The attentions of the people of Lewis and Harris were still focused on what their present proprietor was doing for them, and too often they found it to be too little. While people in Harris were being told that in order to have crofts
they must leave for Uist or Skye, the Board of Agriculture was having difficulty in keeping pace with the scale of the housing problem in Lewis. Landless families such as that of young Calum Smith had been squatting since 1921 in huts on the Marybank and Coulregrein grazings outside Stornoway. Early in 1923 Leverhulme’s estate finally initiated action at the Sheriff Court to have them evicted even from this undesirable terrain. The Board of Agriculture considered applying to the Land Court to have the squatters’ camps reassigned as legitimate housing sites. A survey of the Coulregrein grazings, however, revealed that they were too wet and badly drained to qualify for building consent. Like the squatters themselves, the Board searched desperately for alternatives. Calum Smith’s family, which by 1923 included seven children, moved from their small shack at Coulregrein to a thatched two-roomed cottage a mile away at Newvalley. ‘For occupation by a family of nine,’ he would recall, ‘it couldn’t be described as anything other than a rural slum . . . My family survived, like all islanders, because of perpetual hard work on the land and sea, and because of the system of mutual communal aid that obtained at the time.’54
Others went farther afield.
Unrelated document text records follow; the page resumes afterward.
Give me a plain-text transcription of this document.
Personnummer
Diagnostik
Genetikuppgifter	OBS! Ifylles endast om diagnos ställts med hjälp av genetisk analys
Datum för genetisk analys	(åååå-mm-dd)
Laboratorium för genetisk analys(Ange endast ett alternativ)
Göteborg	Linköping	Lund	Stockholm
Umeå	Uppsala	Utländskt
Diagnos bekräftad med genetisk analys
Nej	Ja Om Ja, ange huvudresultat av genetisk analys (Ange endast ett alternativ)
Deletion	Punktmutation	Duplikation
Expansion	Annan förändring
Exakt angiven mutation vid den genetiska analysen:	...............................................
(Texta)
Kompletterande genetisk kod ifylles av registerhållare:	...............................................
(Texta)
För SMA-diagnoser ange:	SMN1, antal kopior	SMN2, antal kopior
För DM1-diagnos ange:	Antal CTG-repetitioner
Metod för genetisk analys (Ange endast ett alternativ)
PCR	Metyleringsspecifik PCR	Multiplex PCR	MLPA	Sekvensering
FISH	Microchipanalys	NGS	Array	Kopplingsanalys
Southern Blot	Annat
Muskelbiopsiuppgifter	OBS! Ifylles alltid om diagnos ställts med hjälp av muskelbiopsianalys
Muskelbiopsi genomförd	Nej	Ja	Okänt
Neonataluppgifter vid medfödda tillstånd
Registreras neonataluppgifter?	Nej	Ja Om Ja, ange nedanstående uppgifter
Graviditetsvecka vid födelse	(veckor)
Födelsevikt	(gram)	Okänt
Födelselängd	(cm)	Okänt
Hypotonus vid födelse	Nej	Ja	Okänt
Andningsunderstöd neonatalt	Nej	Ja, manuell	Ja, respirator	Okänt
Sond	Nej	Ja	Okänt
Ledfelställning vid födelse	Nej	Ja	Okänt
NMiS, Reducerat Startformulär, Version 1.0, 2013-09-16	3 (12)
Advertisements for shipping lines and passages to America jostled beside advertisements for Sunlight Soap in the columns of the local newspaper. Australian government agents disembarked at Stornoway and urged Leodhasaich across the length and breadth of the island not to forget the charms of the Antipodes. ‘It is to be hoped,’ enthused the Gazette, ‘that the opportunities offered by the Australian Government will be seriously considered by many in the island of Lewis who have not had a chance in the past of taking up agricultural pursuits under such good conditions.’